A month before my son was born, I reluctantly signed up for a class that was being offered through our local hospital.
I’d heard about Daddy Boot Camp: Training New Dads being offered in other venues, and the doc we had chosen to be our son’s pediatrician was leading the session, but I wasn’t convinced I needed it.
Don’t get me wrong, I was eager to learn about being a dad. When the kid hit the ground, I was ready to do the running.
But I wanted to learn by doing.
What, I wondered, could a few hours of chit-chat over donuts and coffee teach me?
So I went because I liked the doc, and when I considered skipping out, I felt guilty.
Walking into the Saturday morning classroom, nothing surprised me.
The center of the upscale carpeted meeting room was filled with more than a dozen folding chairs arranged in a circle. Five or six young guys (much younger than me) were already in attendance. Two long tables against the far wall offered a big hospital coffee urn, a couple dozen styrofoam cups, and three boxes of assorted pastries.
Standing in the center of the circle of chairs, the doc welcomed me in. “Have a donut,” he said. “Grab a cup of coffee.”
Before long we had a class of 18 or 19 guys.
I was the second oldest fellow there, and the oldest first time dad. I know this because my gray haired elder informed all of us that he was building his “second family” and that this was just a “20 year refresher.”
He reminded us of this fact every ten minutes or so.
And he wasn’t the only one who couldn’t stop talking about himself.
In fact, my biggest discovery of the first half hour was just how much these guys wanted to be noticed. To be appreciated.
Most of them didn’t say so in so many words, but it was clear that in the family adventure ahead, they’d been playing second string to their wives and girlfriends, most of them doing his best to be supportive, but also yearning to be included.
They also had questions.
Do I need to be careful about exposing the kid to certain movies or TV shows? (Yes)
Can we still go out at night? (Occasionally)
Will I have to give up video game time? (Probably)
But my life’s not really gonna change much, right? (Face palm!)
During the course of the conversation, and during my second donut, I noticed something I hadn’t seen before.
Sitting on the floor behind the doc’s computer case was a sealed plexiglass cube with an egg inside.
We’d handled several props during the course of the morning, including a pumpkin seat, anatomically correct dolls to diaper, and various powder and lotion products.
But when the doc picked up the plexiglass cube, I didn’t know what to expect.
“By now you’ve probably heard that it’s not good to shake a baby,'” he began.
We all nodded with the wisdom acquired from months of exposure to medical office posters and pamphlets.
“Never, never, never shake a baby.”
Okay. Got it.
The doc shook his head. “You really need to understand this,” he said, holding up the cube.
“Imagine that this case is your new baby’s skull. The egg inside is her brain.”
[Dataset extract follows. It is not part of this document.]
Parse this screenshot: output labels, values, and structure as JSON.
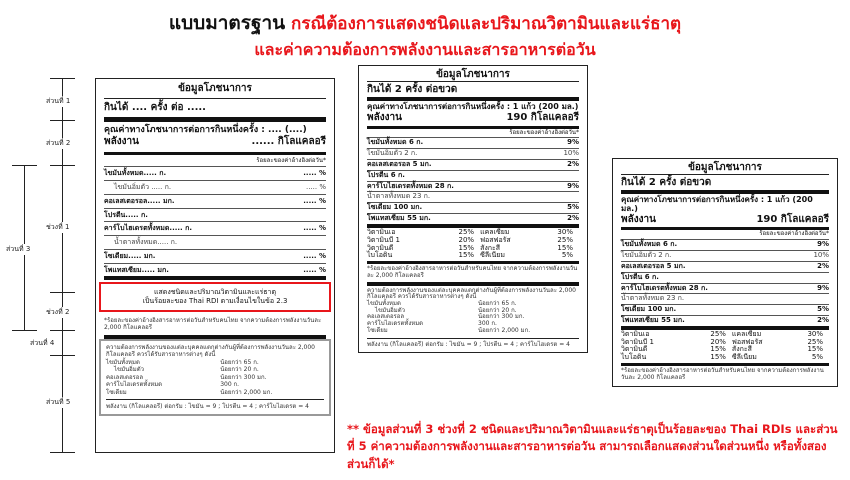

The doc started moving the cube gently through the air. “Babies like motion. They like to be rocked. Moving a baby like this isn’t a problem.”
“It’s when you do this,” and suddenly he jerked the cube abruptly back.
And the egg inside broke, leaking yellow all over.
And I think half of us in the audience nearly feinted.
“And that’s just how fast it can happen,” said the doc. “And the damage is not repairable.”
Just like that, I realized how much I had to learn.
I didn’t feel like Mr. Know-it-All anymore.
Watching this concrete example of an abstract concept play out in front of me made me think about other sayings and bromides that I’d only half-heartedly paid attention to.
Never let baby sleep on their stomach.
Never let baby eat peanuts.
The list goes on, but now, as the yolk drained out of that egg in front of us, every one of those instructions was written in BIG, BOLD LETTERS.
Now, almost two decades later, it’s a lesson I’ll never forget.